Le menu déjeuner à 45 € fait défiler des assiettes haute couture : en amuse-bouche, un chinchard en tempura électrisé par une sauce à l’umeboshi. Puis on enchaîne avec une dodue ventrèche escortée de radis en color block. En entrée bis, la fricassée de Saint-Jacques et d’encornet mouillée de beurre blanc casse simplement la baraque. S’ensuit la pièce maîtresse : un suprême de pintade rouge en sublime cuisson, servi par un jus court puissant et des légumes « poupées ». On accompagne ces beautés d’un vibrant mâcon-vergisson de Philippe Guyonnet (14 € le verre) mais la carte propose aussi d’avenantes bouteilles naturophiles comme ce blanc savoyard des Allobroges du domaine des Ardoisières. A noter qu’un système permet de goûter au verre des grands vins endimanchés, à partir de 26 € !

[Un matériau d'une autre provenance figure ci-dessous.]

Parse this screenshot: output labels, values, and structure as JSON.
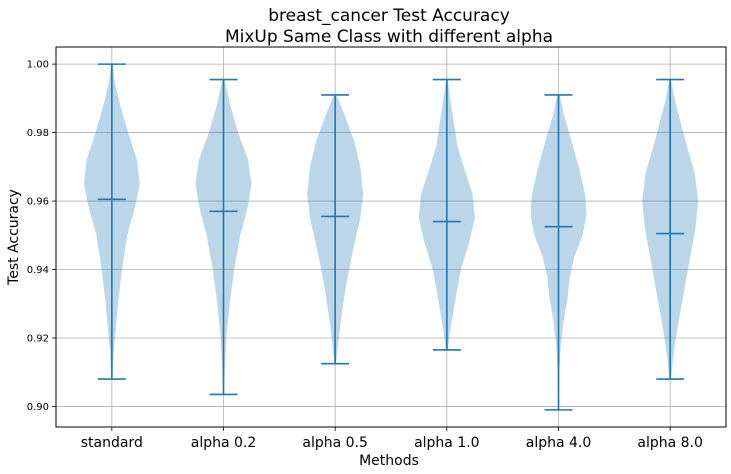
{
  "chart_data": {
    "type": "violin",
    "title": "breast_cancer Test Accuracy",
    "subtitle": "MixUp Same Class with different alpha",
    "xlabel": "Methods",
    "ylabel": "Test Accuracy",
    "ylim": [
      0.894,
      1.005
    ],
    "yticks": [
      "0.90",
      "0.92",
      "0.94",
      "0.96",
      "0.98",
      "1.00"
    ],
    "ytick_values": [
      0.9,
      0.92,
      0.94,
      0.96,
      0.98,
      1.0
    ],
    "grid": true,
    "color": "#1f77b4",
    "categories": [
      "standard",
      "alpha 0.2",
      "alpha 0.5",
      "alpha 1.0",
      "alpha 4.0",
      "alpha 8.0"
    ],
    "violins": [
      {
        "min": 0.908,
        "max": 1.0,
        "mean": 0.9605,
        "profile": [
          [
            0.908,
            0.02
          ],
          [
            0.915,
            0.06
          ],
          [
            0.922,
            0.13
          ],
          [
            0.93,
            0.22
          ],
          [
            0.94,
            0.36
          ],
          [
            0.95,
            0.55
          ],
          [
            0.958,
            0.82
          ],
          [
            0.965,
            1.0
          ],
          [
            0.972,
            0.9
          ],
          [
            0.98,
            0.58
          ],
          [
            0.988,
            0.3
          ],
          [
            0.994,
            0.12
          ],
          [
            1.0,
            0.03
          ]
        ]
      },
      {
        "min": 0.9035,
        "max": 0.9955,
        "mean": 0.957,
        "profile": [
          [
            0.9035,
            0.02
          ],
          [
            0.912,
            0.05
          ],
          [
            0.92,
            0.1
          ],
          [
            0.93,
            0.22
          ],
          [
            0.94,
            0.38
          ],
          [
            0.95,
            0.6
          ],
          [
            0.958,
            0.86
          ],
          [
            0.965,
            1.0
          ],
          [
            0.972,
            0.88
          ],
          [
            0.98,
            0.52
          ],
          [
            0.988,
            0.24
          ],
          [
            0.9955,
            0.04
          ]
        ]
      },
      {
        "min": 0.9125,
        "max": 0.991,
        "mean": 0.9555,
        "profile": [
          [
            0.9125,
            0.03
          ],
          [
            0.918,
            0.1
          ],
          [
            0.925,
            0.2
          ],
          [
            0.935,
            0.38
          ],
          [
            0.945,
            0.62
          ],
          [
            0.955,
            0.9
          ],
          [
            0.962,
            1.0
          ],
          [
            0.97,
            0.9
          ],
          [
            0.978,
            0.66
          ],
          [
            0.985,
            0.34
          ],
          [
            0.991,
            0.05
          ]
        ]
      },
      {
        "min": 0.9165,
        "max": 0.9955,
        "mean": 0.954,
        "profile": [
          [
            0.9165,
            0.04
          ],
          [
            0.922,
            0.12
          ],
          [
            0.93,
            0.28
          ],
          [
            0.94,
            0.5
          ],
          [
            0.948,
            0.8
          ],
          [
            0.955,
            1.0
          ],
          [
            0.962,
            0.92
          ],
          [
            0.97,
            0.6
          ],
          [
            0.976,
            0.38
          ],
          [
            0.983,
            0.25
          ],
          [
            0.99,
            0.12
          ],
          [
            0.9955,
            0.03
          ]
        ]
      },
      {
        "min": 0.899,
        "max": 0.991,
        "mean": 0.9525,
        "profile": [
          [
            0.899,
            0.01
          ],
          [
            0.91,
            0.03
          ],
          [
            0.918,
            0.08
          ],
          [
            0.926,
            0.2
          ],
          [
            0.932,
            0.33
          ],
          [
            0.938,
            0.4
          ],
          [
            0.944,
            0.58
          ],
          [
            0.95,
            0.86
          ],
          [
            0.956,
            1.0
          ],
          [
            0.962,
            0.95
          ],
          [
            0.97,
            0.72
          ],
          [
            0.978,
            0.45
          ],
          [
            0.985,
            0.2
          ],
          [
            0.991,
            0.04
          ]
        ]
      },
      {
        "min": 0.908,
        "max": 0.9955,
        "mean": 0.9505,
        "profile": [
          [
            0.908,
            0.03
          ],
          [
            0.914,
            0.1
          ],
          [
            0.922,
            0.24
          ],
          [
            0.932,
            0.46
          ],
          [
            0.942,
            0.68
          ],
          [
            0.952,
            0.9
          ],
          [
            0.96,
            1.0
          ],
          [
            0.968,
            0.88
          ],
          [
            0.976,
            0.6
          ],
          [
            0.984,
            0.34
          ],
          [
            0.99,
            0.15
          ],
          [
            0.9955,
            0.03
          ]
        ]
      }
    ]
  }
}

Au dessert, c'est Madame Junko Kigawa qui s'y colle avec une superbe soupe pralinée à faire trembler les cuisses de Pierre Hermé, où grenouille une mousse citron vert, bâton de chocolat fondant, avant un carrousel poudré de mignardises orientalisantes. Au dîner, le menu à 85 € doit dérouler un câble des plus soyeux pour une soirée tamisée qui prend le temps d’ensorceler discrètement les palais de la rue du Château.